LG Most fires start at ground level and fine fuel is the first to catch fire. Pine is generally very resinous. The delay will depend on the moisture content and its discontinuity.
7.- Is there a national coordination of fire response or is it the responsibility of each community?
Anonymous It is a competition of each community
BD The response to fires is the responsibility of each community, which means that there are great differences in the operations, both in the way of working and in the characteristics of the work units. In addition, there are national media that are distributed throughout the territory, and county councils and municipalities, including commonwealths, also have or may have their own media. Coordination is essential.
LG Generally it is from each community a region how they coordinate the emergency.
8.-How long does it take, approximately, for a small “controllable” fire to become a large catastrophic fire?
Anonymous Depends on the location, weather, type of vegetation, stress of vegetation
LG With the current fire behavior, no more than 30 minutes should pass.
9.-Is it true that you shouldn't throw water on the fire at once?
BD Totally related, territory management is essential to manage fires. The greater the local consumption of food products or materials (such as clothing, furniture, etc.), the greater the number of people who will be able to settle and live in rural areas. This population will contribute to the management of the territory and therefore of the fires.
Anonymous Depends on the types of fire
LG True, the water has a weight a cube of 10 centimeters on a side contains a liter of water and weighs a kilo, this launched jet of water. water can spread and spread the fire, displacing the burning fathoms increasing the spread of the fire.
10.-What can we do the population so that the forests do not burn in the way it is burning?

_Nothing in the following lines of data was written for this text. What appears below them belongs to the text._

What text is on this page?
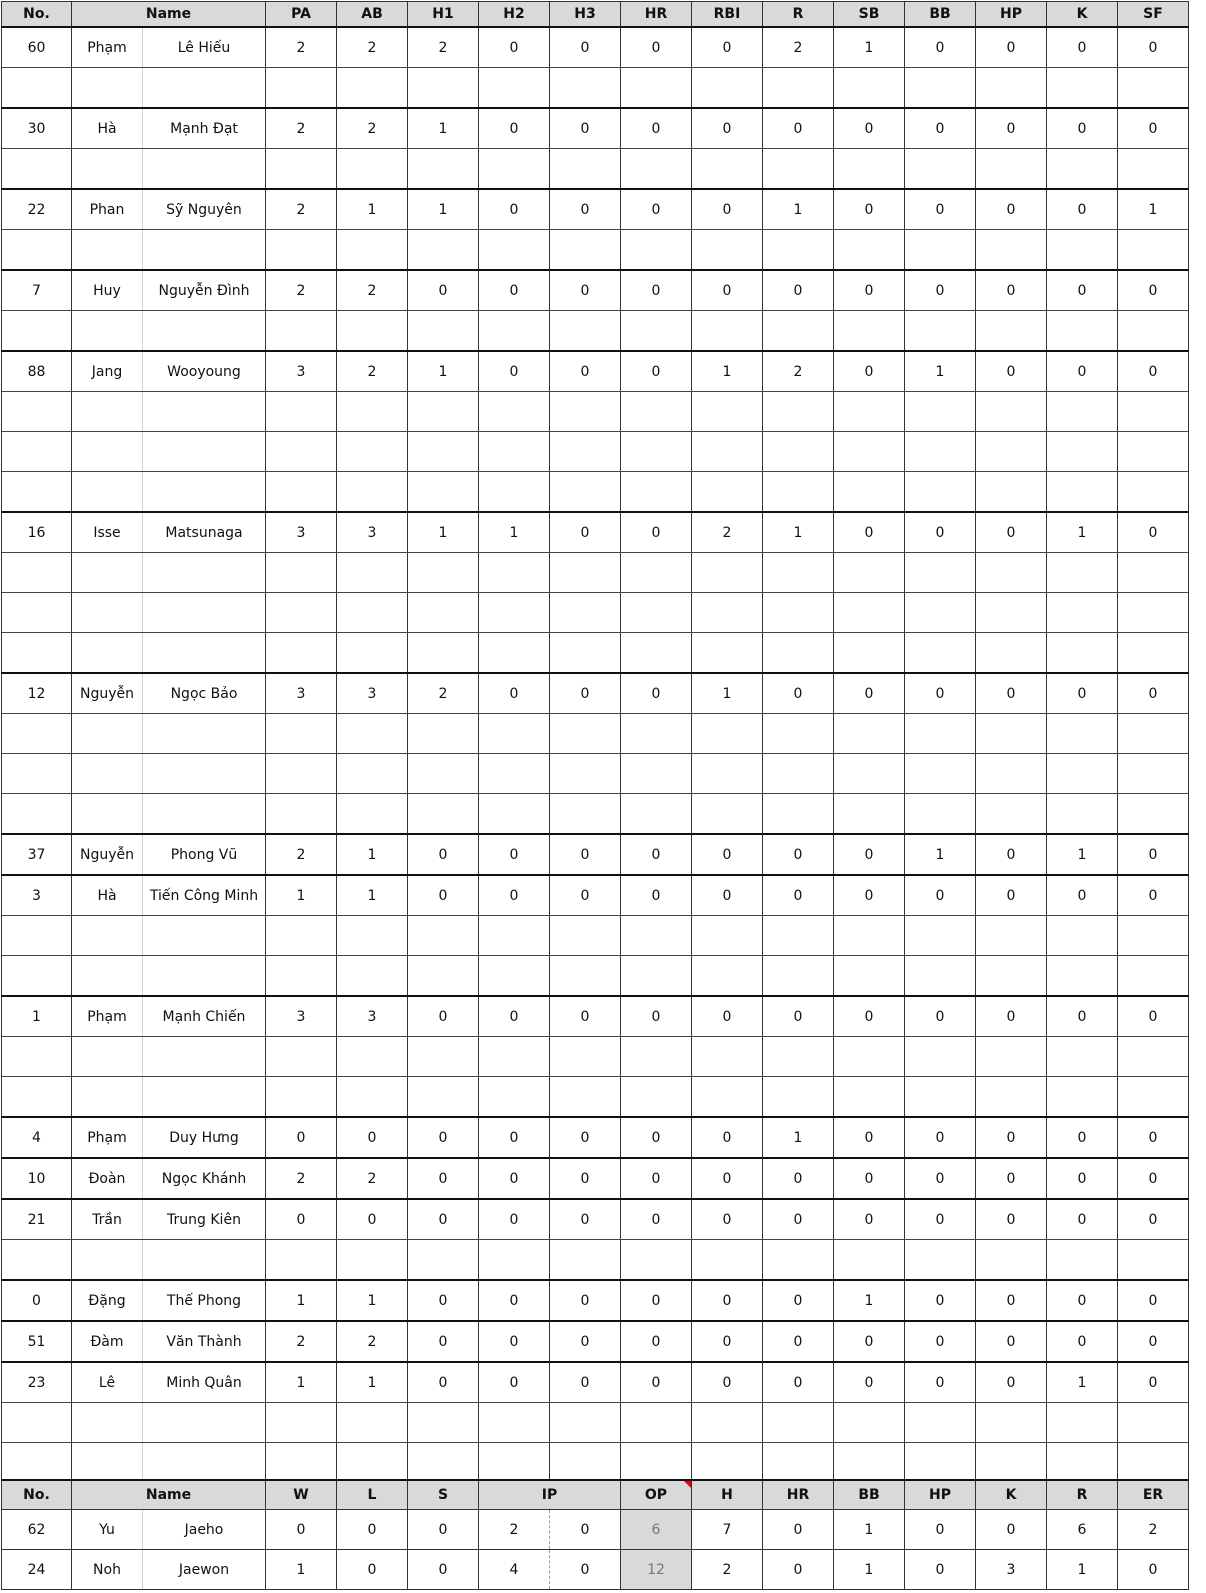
No.	Name		PA	AB	H1	H2	H3	HR	RBI	R	SB	BB	HP	K	SF
60	Phạm	Lê Hiếu	2	2	2	0	0	0	0	2	1	0	0	0	0

30	Hà	Mạnh Đạt	2	2	1	0	0	0	0	0	0	0	0	0	0

22	Phan	Sỹ Nguyên	2	1	1	0	0	0	0	1	0	0	0	0	1

7	Huy	Nguyễn Đình	2	2	0	0	0	0	0	0	0	0	0	0	0

88	Jang	Wooyoung	3	2	1	0	0	0	1	2	0	1	0	0	0

16	Isse	Matsunaga	3	3	1	1	0	0	2	1	0	0	0	1	0

12	Nguyễn	Ngọc Bảo	3	3	2	0	0	0	1	0	0	0	0	0	0

37	Nguyễn	Phong Vũ	2	1	0	0	0	0	0	0	0	1	0	1	0
3	Hà	Tiến Công Minh	1	1	0	0	0	0	0	0	0	0	0	0	0

1	Phạm	Mạnh Chiến	3	3	0	0	0	0	0	0	0	0	0	0	0

4	Phạm	Duy Hưng	0	0	0	0	0	0	0	1	0	0	0	0	0
10	Đoàn	Ngọc Khánh	2	2	0	0	0	0	0	0	0	0	0	0	0
21	Trần	Trung Kiên	0	0	0	0	0	0	0	0	0	0	0	0	0

0	Đặng	Thế Phong	1	1	0	0	0	0	0	0	1	0	0	0	0
51	Đàm	Văn Thành	2	2	0	0	0	0	0	0	0	0	0	0	0
23	Lê	Minh Quân	1	1	0	0	0	0	0	0	0	0	0	1	0

No.	Name		W	L	S	IP		OP	H	HR	BB	HP	K	R	ER
62	Yu	Jaeho	0	0	0	2	0	6	7	0	1	0	0	6	2
24	Noh	Jaewon	1	0	0	4	0	12	2	0	1	0	3	1	0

JD Investigate the cause and decrease biomass.
BD Most of the fires are caused by human activity. Therefore, prevention must be taken, along with the management of the territory, they are a maxim to avoid both the start and the spread of fire. A very effective way of contributing to such management is the local consumption of food products or materials (such as clothing, furniture, etc.), in this way the population can settle down and stay in rural areas. The more rural population there is, the more land management there will be.
BD There are several things that the population can do directly or indirectly. You can follow the state alerts about periods of maximum risk of fire, and not carry out activities in them that can cause fires, such as working with machines and tools that generate sparks or the use of bush fire in burns or barbecues. They can also alert when they see a smoke indicating its precise location, as well as keeping your home the best protected against a fire.

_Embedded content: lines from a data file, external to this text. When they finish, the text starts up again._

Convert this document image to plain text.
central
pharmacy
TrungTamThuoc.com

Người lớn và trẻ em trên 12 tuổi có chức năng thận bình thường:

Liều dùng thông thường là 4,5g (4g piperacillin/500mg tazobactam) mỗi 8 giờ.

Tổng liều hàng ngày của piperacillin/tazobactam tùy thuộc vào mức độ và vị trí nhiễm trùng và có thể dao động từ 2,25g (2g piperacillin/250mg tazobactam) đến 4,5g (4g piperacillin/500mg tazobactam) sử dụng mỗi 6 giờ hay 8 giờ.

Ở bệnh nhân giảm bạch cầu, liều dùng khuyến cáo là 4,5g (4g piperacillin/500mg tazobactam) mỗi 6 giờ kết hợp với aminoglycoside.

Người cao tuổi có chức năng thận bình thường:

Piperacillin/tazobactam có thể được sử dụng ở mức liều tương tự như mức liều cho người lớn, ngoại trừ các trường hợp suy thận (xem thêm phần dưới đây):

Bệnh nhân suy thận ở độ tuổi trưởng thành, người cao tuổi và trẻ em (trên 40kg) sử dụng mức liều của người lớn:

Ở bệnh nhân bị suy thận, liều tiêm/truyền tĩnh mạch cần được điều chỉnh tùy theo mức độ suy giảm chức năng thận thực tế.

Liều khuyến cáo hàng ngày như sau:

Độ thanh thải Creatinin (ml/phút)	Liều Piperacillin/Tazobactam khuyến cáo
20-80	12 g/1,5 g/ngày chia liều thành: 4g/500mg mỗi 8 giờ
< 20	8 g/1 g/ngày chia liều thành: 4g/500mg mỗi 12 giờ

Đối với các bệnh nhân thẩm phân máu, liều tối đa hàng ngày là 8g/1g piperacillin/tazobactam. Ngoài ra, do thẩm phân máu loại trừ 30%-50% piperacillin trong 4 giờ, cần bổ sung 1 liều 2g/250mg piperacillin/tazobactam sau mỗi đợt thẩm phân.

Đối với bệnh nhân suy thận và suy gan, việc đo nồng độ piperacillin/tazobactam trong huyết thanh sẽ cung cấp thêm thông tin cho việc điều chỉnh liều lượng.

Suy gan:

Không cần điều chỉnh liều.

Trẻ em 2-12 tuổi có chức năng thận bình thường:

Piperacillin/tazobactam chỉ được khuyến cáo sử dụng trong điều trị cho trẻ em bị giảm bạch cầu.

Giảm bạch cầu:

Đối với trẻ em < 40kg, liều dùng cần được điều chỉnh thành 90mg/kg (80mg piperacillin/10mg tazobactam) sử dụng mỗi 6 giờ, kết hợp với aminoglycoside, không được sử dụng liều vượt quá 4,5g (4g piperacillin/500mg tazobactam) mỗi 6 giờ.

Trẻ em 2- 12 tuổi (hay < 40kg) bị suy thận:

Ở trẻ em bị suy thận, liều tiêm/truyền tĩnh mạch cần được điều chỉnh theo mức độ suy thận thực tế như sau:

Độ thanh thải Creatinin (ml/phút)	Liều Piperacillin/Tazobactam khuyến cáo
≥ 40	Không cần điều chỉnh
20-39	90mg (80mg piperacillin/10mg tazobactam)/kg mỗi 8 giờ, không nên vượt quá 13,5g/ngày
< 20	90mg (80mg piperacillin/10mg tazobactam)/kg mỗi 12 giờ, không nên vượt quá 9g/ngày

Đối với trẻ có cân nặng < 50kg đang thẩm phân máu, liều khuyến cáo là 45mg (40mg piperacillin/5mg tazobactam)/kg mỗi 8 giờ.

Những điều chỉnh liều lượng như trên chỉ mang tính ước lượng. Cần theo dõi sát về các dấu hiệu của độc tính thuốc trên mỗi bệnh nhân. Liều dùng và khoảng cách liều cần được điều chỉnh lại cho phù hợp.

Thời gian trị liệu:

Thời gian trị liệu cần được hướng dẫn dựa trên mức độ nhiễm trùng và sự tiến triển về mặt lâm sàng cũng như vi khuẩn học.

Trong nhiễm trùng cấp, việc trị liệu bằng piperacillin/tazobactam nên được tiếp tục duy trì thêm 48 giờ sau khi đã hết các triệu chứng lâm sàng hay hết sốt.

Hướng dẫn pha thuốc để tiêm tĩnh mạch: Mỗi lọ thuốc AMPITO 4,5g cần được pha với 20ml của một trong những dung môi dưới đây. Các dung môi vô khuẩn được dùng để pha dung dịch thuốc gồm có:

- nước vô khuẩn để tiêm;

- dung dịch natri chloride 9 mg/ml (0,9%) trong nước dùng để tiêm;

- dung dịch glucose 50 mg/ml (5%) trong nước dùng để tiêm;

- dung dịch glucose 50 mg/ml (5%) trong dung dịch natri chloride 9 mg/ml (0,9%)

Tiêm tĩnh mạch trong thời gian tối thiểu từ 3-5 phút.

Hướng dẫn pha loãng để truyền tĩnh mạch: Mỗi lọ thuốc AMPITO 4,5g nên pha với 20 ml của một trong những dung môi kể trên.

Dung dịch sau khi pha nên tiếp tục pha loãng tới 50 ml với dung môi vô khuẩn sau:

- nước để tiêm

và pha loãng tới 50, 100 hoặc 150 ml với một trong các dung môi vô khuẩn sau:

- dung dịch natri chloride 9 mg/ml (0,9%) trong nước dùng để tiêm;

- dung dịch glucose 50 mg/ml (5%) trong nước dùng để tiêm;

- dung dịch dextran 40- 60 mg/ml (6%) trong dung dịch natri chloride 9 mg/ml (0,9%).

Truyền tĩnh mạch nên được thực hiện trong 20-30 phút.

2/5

RV Supporting state measures that enhance prevention, generate spaces for new techniques that avoid fire to eliminate stubble, seek to generate healthy forests through studies of how to maintain them and make them grow, raise awareness that climate change will hit us even harder if not take action now
LG Be more aware, help, not make fires, help raise awareness, teach your children to learn about the importance of the forest for humanity, clean their surroundings, not litter, in an interface area, work on defensible spaces.